Does anybody know if the strings are supposed to stay lit if one goes out? I realize each LED has a huge life, but the contacts could fail. Thanks. Before I make the investment I want to know what I am getting into, because that it why I have never used mini-lights. Frank
I don't know how old you are, but the "old-fashioned" kind that I think of were wired in series and when one went out, they all went out. They were a real PITA if you happened to have two bad bulbs in one string.
On most I've used, they all go out. However, I've got an exception here. It's one of the 70-LED strings from Lowe's. About 10 LEDs have gone out (some in each half of the string). The others are just as bright.
That's not exactly true. I've yet to see one that failed anything but open
- circuit broken. If they are connected in series, and the cheapest ones are, they will fail the corresponding section of the string just like the regular lights. If you can find a 12V outdoor one, where diodes are connected in parallel, one bad one will not bring the whole string down. That said, I've yet to come across a 12V LED lights that were intended for outdoors ...
The ones I've used seem to have resistors in the sockets, which would carry the load if a diode quit. And, in the multi color strings, the resistors seem to vary in value depending on the color; some colors require more current than others to give the same light output appearance. I don't think every color has resistors, but I don't remember as I checked several years ago.
Also, because the strings which I have blink, due to the half cycle on and half cycle off (they are 1/2 wave rectifiers), I've added a full wave rectifier to the plug end. I know that stresses the individual diodes as there is twice as much power dissipation, but no problems after about 5 years. The full wave rectifier also makes them a little brighter.
The most common "initial" failure of a diode is to fail to a low impedence - or a short - which in many circuits leads to high amperage which then blows the diode to open. In a series string environment, a "low impedence" failure does not result in destructive high currents, so MANY times, a series connected diode can fail "shorted" and the rest of the (light emitting) diodes in the string will continue to light.
White LEDs have traditionally been blue inside with a phosphor that, when excited, glows cool white. What I don't like about the white LEDs is that they don't seem to hold up for a long time; they turn dim and sort of, blue. Now, this year I've noticed "warm white" LEDs in the Christmas decorations. To me they still don't look like traditional clear lamps. They have a sort of greenish-yellow color. And different strings seem to look different in color. Maybe in a few years they will perfect the warm white thing, or .... we will learn to get used to it.
I have a couple strings of "color changing" LED lights. They change between blue, violet, white, and yellow. They bight be using blue and yellow LEDs using opposite polarity.
Know what you mean though, it's not quite the same. But then for Christmas lights they're not for illuminating the entire room, so I don't think the not-quite-what-we're-used-to light output is much of an issue. (I spent about an hour last night making three good strings of incandescent lights from four, so anything that's more reliable gets my vote)

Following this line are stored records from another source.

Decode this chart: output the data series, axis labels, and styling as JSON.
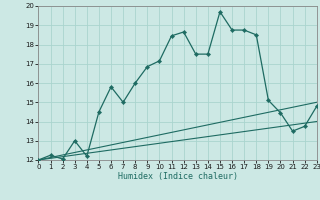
{
  "title": "",
  "xlabel": "Humidex (Indice chaleur)",
  "xlim": [
    0,
    23
  ],
  "ylim": [
    12,
    20
  ],
  "xticks": [
    0,
    1,
    2,
    3,
    4,
    5,
    6,
    7,
    8,
    9,
    10,
    11,
    12,
    13,
    14,
    15,
    16,
    17,
    18,
    19,
    20,
    21,
    22,
    23
  ],
  "yticks": [
    12,
    13,
    14,
    15,
    16,
    17,
    18,
    19,
    20
  ],
  "background_color": "#cce8e4",
  "grid_color": "#aad4ce",
  "line_color": "#1e6b62",
  "main_x": [
    0,
    1,
    2,
    3,
    4,
    5,
    6,
    7,
    8,
    9,
    10,
    11,
    12,
    13,
    14,
    15,
    16,
    17,
    18,
    19,
    20,
    21,
    22,
    23
  ],
  "main_y": [
    12.0,
    12.25,
    12.05,
    13.0,
    12.2,
    14.5,
    15.8,
    15.0,
    16.0,
    16.85,
    17.15,
    18.45,
    18.65,
    17.5,
    17.5,
    19.7,
    18.75,
    18.75,
    18.5,
    15.1,
    14.45,
    13.5,
    13.75,
    14.8
  ],
  "line1_x": [
    0,
    23
  ],
  "line1_y": [
    12.0,
    14.0
  ],
  "line2_x": [
    0,
    23
  ],
  "line2_y": [
    12.0,
    15.0
  ]
}
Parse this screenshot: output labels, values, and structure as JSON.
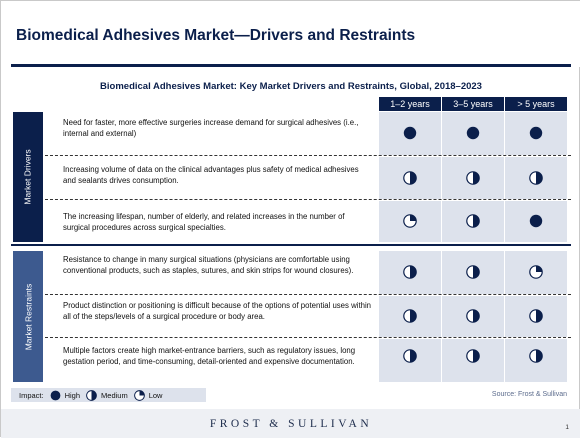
{
  "header": {
    "title": "Biomedical Adhesives Market—Drivers and Restraints"
  },
  "table": {
    "title": "Biomedical Adhesives Market: Key Market Drivers and Restraints, Global, 2018–2023",
    "columns": [
      "1–2 years",
      "3–5 years",
      "> 5 years"
    ],
    "sections": [
      {
        "label": "Market Drivers",
        "rows": [
          {
            "text": "Need for faster, more effective surgeries increase demand for surgical adhesives (i.e., internal and external)",
            "impacts": [
              "high",
              "high",
              "high"
            ]
          },
          {
            "text": "Increasing volume of data on the clinical advantages plus safety of medical adhesives and sealants drives consumption.",
            "impacts": [
              "medium",
              "medium",
              "medium"
            ]
          },
          {
            "text": "The increasing lifespan, number of elderly, and related increases in the number of surgical procedures across surgical specialties.",
            "impacts": [
              "low",
              "medium",
              "high"
            ]
          }
        ]
      },
      {
        "label": "Market Restraints",
        "rows": [
          {
            "text": "Resistance to change in many surgical situations (physicians are comfortable using conventional products, such as staples, sutures, and skin strips for wound closures).",
            "impacts": [
              "medium",
              "medium",
              "low"
            ]
          },
          {
            "text": "Product distinction  or positioning is difficult because of the options of potential uses within all of the steps/levels of a surgical procedure or body area.",
            "impacts": [
              "medium",
              "medium",
              "medium"
            ]
          },
          {
            "text": "Multiple factors create high market-entrance barriers, such as regulatory issues, long gestation period, and time-consuming, detail-oriented and expensive documentation.",
            "impacts": [
              "medium",
              "medium",
              "medium"
            ]
          }
        ]
      }
    ]
  },
  "legend": {
    "title": "Impact:",
    "high": "High",
    "medium": "Medium",
    "low": "Low"
  },
  "source": "Source: Frost & Sullivan",
  "footer": {
    "brand": "FROST & SULLIVAN",
    "page": "1"
  },
  "colors": {
    "navy": "#0b1f4b",
    "restraint_blue": "#3d5a8f",
    "cell_bg": "#dde2ec"
  }
}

I don't know, I seem to remember a few decades ago connecting LEDs directly across 9V batteries to see how far across the room I could get the fragments to fly when they exploded. I think it's possible for folk to amuse themselves in destroying pretty much anything :-)
(the bulb story's funny, though - triggered a memory of me aged ten or so being allowed to wrap failed incandescents up in newspaper and then smack them with a big hammer, just for the nice popping sound they made as they broke!)